Je n’apercevais presque rien à travers les planches, mais je respirais l’odeur abominable du repaire et je voyais souvent filer devant moi des rats énormes, je ne sais quelles créatures affreuses qui paraissaient venir de l’étang.

J’en vins à penser que c’était peut-être là qu’on l’avait mise, la disparue — car j’avais déjà le pressentiment que le monde est fait à l’image infâme de ce chantier d’assommeurs des bêtes qui souffrent.
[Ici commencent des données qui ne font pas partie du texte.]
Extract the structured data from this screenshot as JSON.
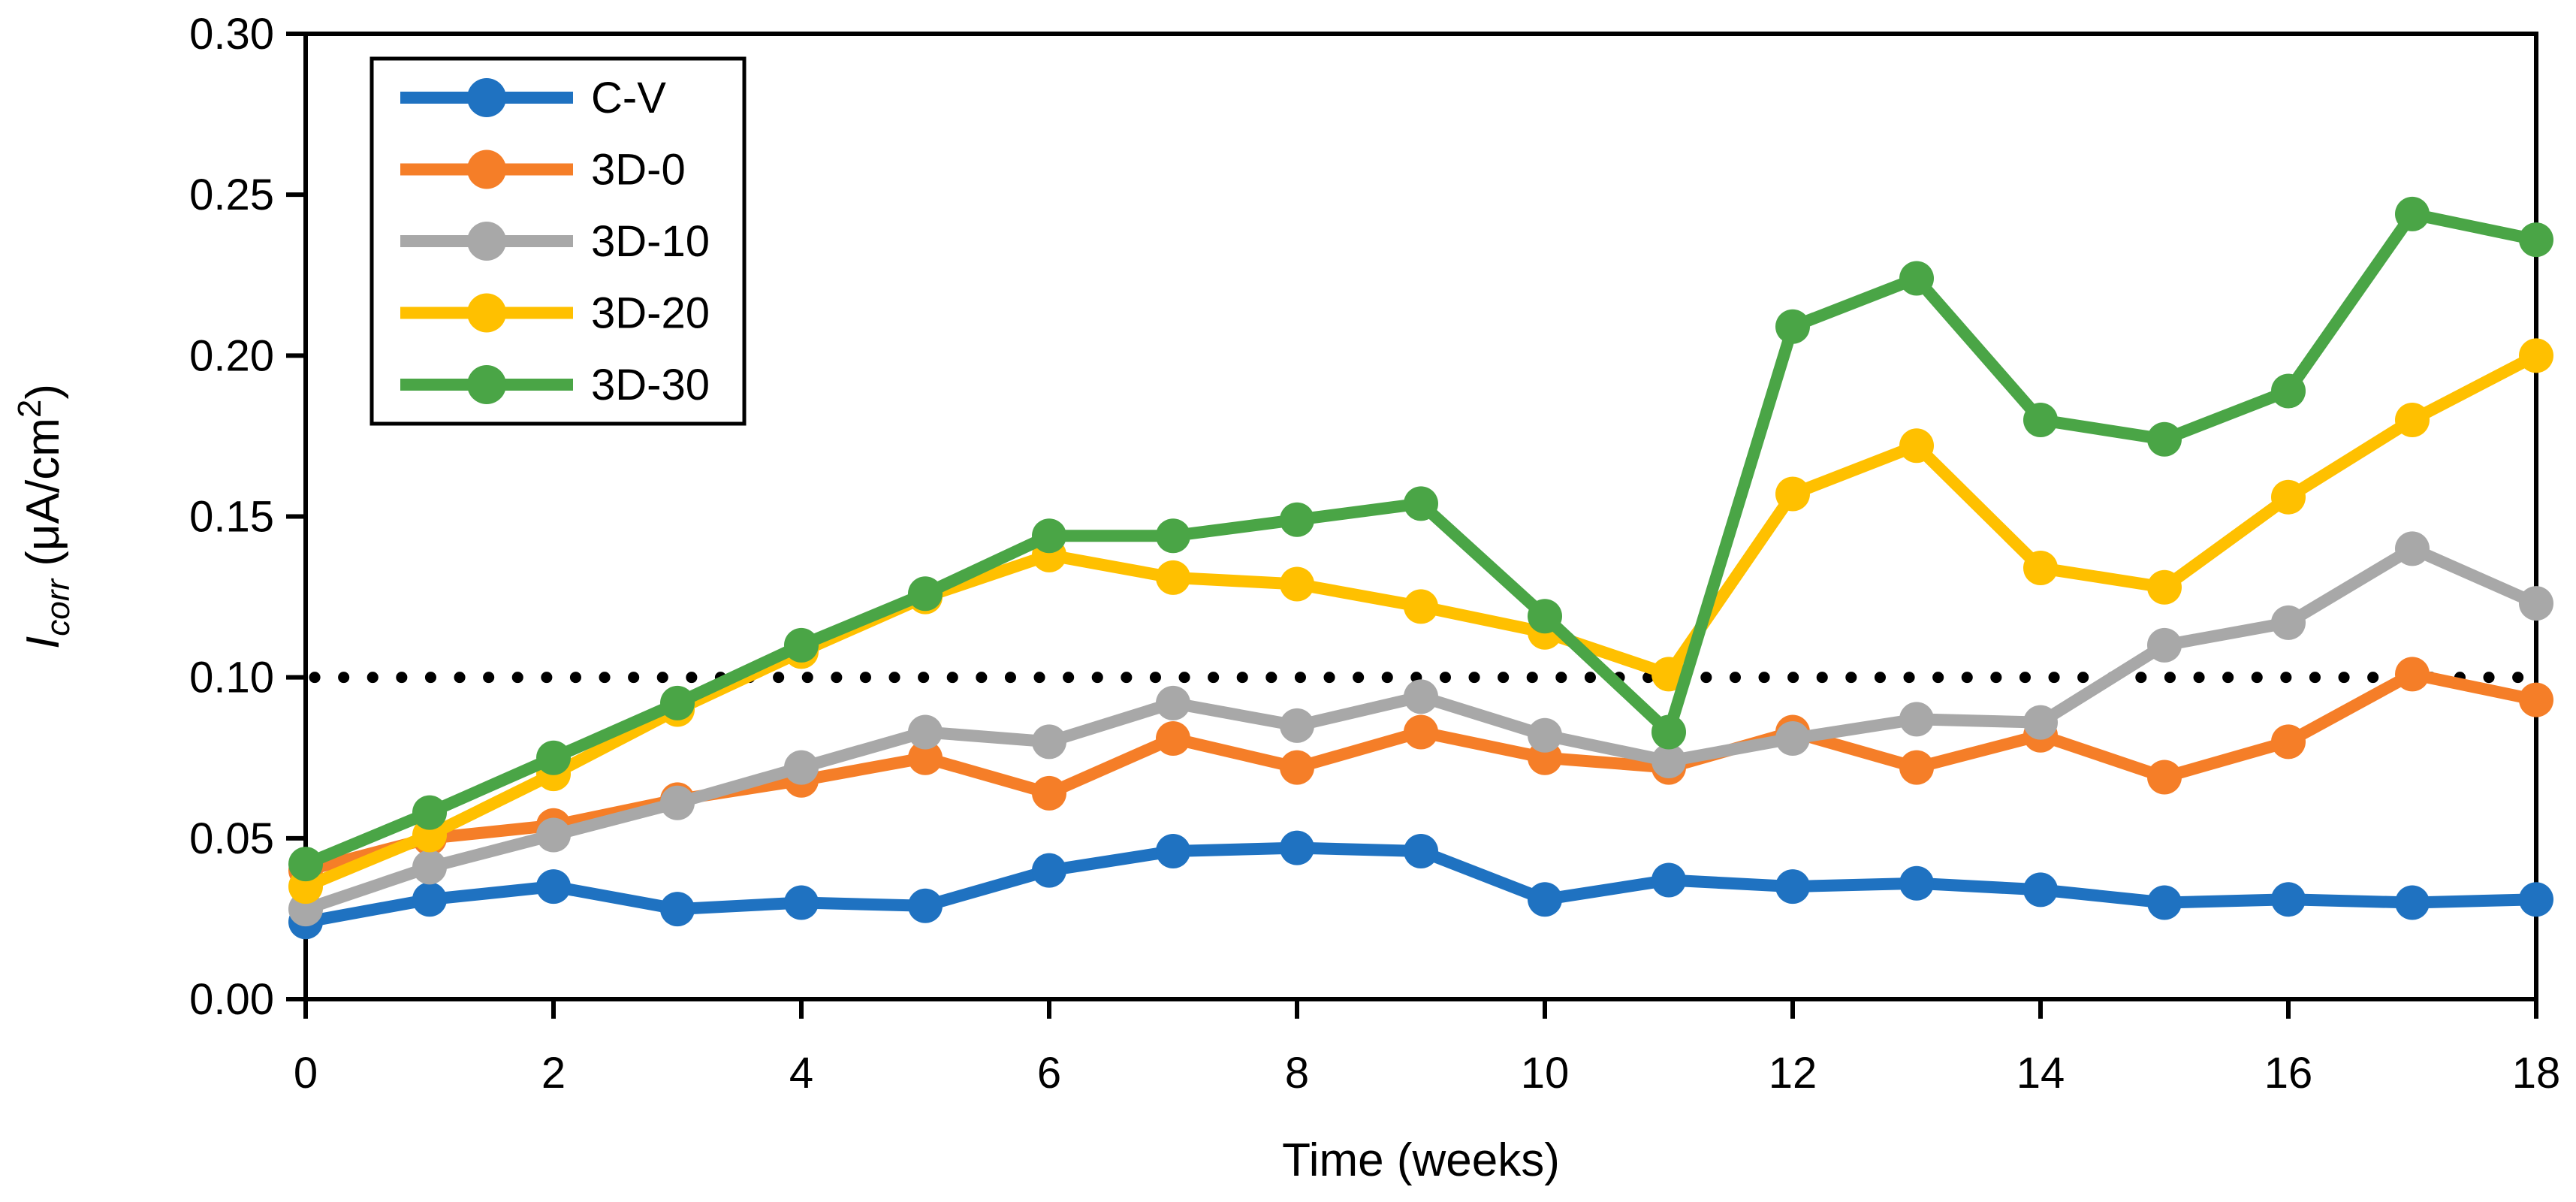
{
  "chart_data": {
    "type": "line",
    "title": "",
    "xlabel": "Time (weeks)",
    "ylabel": {
      "symbol": "I",
      "subscript": "corr",
      "unit_pre": " (μA/cm",
      "unit_sup": "2",
      "unit_post": ")"
    },
    "x": [
      0,
      1,
      2,
      3,
      4,
      5,
      6,
      7,
      8,
      9,
      10,
      11,
      12,
      13,
      14,
      15,
      16,
      17,
      18
    ],
    "x_tick_labels": [
      "0",
      "2",
      "4",
      "6",
      "8",
      "10",
      "12",
      "14",
      "16",
      "18"
    ],
    "x_tick_values": [
      0,
      2,
      4,
      6,
      8,
      10,
      12,
      14,
      16,
      18
    ],
    "xlim": [
      0,
      18
    ],
    "y_tick_labels": [
      "0.00",
      "0.05",
      "0.10",
      "0.15",
      "0.20",
      "0.25",
      "0.30"
    ],
    "y_tick_values": [
      0,
      0.05,
      0.1,
      0.15,
      0.2,
      0.25,
      0.3
    ],
    "ylim": [
      0,
      0.3
    ],
    "grid": false,
    "threshold": {
      "value": 0.1,
      "style": "dotted",
      "color": "#000000"
    },
    "legend": {
      "position": "top-left",
      "entries": [
        "C-V",
        "3D-0",
        "3D-10",
        "3D-20",
        "3D-30"
      ]
    },
    "frame_color": "#000000",
    "series": [
      {
        "name": "C-V",
        "color": "#1F72C1",
        "values": [
          0.024,
          0.031,
          0.035,
          0.028,
          0.03,
          0.029,
          0.04,
          0.046,
          0.047,
          0.046,
          0.031,
          0.037,
          0.035,
          0.036,
          0.034,
          0.03,
          0.031,
          0.03,
          0.031
        ]
      },
      {
        "name": "3D-0",
        "color": "#F57E28",
        "values": [
          0.04,
          0.05,
          0.054,
          0.062,
          0.068,
          0.075,
          0.064,
          0.081,
          0.072,
          0.083,
          0.075,
          0.072,
          0.083,
          0.072,
          0.082,
          0.069,
          0.08,
          0.101,
          0.093
        ]
      },
      {
        "name": "3D-10",
        "color": "#A8A8A8",
        "values": [
          0.028,
          0.041,
          0.051,
          0.061,
          0.072,
          0.083,
          0.08,
          0.092,
          0.085,
          0.094,
          0.082,
          0.074,
          0.081,
          0.087,
          0.086,
          0.11,
          0.117,
          0.14,
          0.123
        ]
      },
      {
        "name": "3D-20",
        "color": "#FFC000",
        "values": [
          0.035,
          0.051,
          0.07,
          0.09,
          0.108,
          0.125,
          0.138,
          0.131,
          0.129,
          0.122,
          0.114,
          0.101,
          0.157,
          0.172,
          0.134,
          0.128,
          0.156,
          0.18,
          0.2
        ]
      },
      {
        "name": "3D-30",
        "color": "#4AA546",
        "values": [
          0.042,
          0.058,
          0.075,
          0.092,
          0.11,
          0.126,
          0.144,
          0.144,
          0.149,
          0.154,
          0.119,
          0.083,
          0.209,
          0.224,
          0.18,
          0.174,
          0.189,
          0.244,
          0.236
        ]
      }
    ]
  }
}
Je dus faire pitié à Dieu lorsqu’il m’arriva — combien de fois ! — de me jeter contre la clôture et d’appeler ma mère en sanglotant.

Ah ! j’étais bien abandonné, je vous assure. Mon père, que je voyais à peine une fois tous les trois mois, pendant une après-midi, me régalait exclusivement de calottes, me traitant de jeune idiot, de petit « crétin exalté », de petit voleur (!) et ne se gênant pas pour exhaler, en propres termes, son désir de me voir « crever » bientôt.

Je me souviens qu’un jour, ayant parlé de promenade, il me conduisit le long de l’étang, à un endroit vaseux et plein de roseaux où je m’arrêtais souvent, des heures entières, pour contempler le grouillement des têtards ou des salamandres.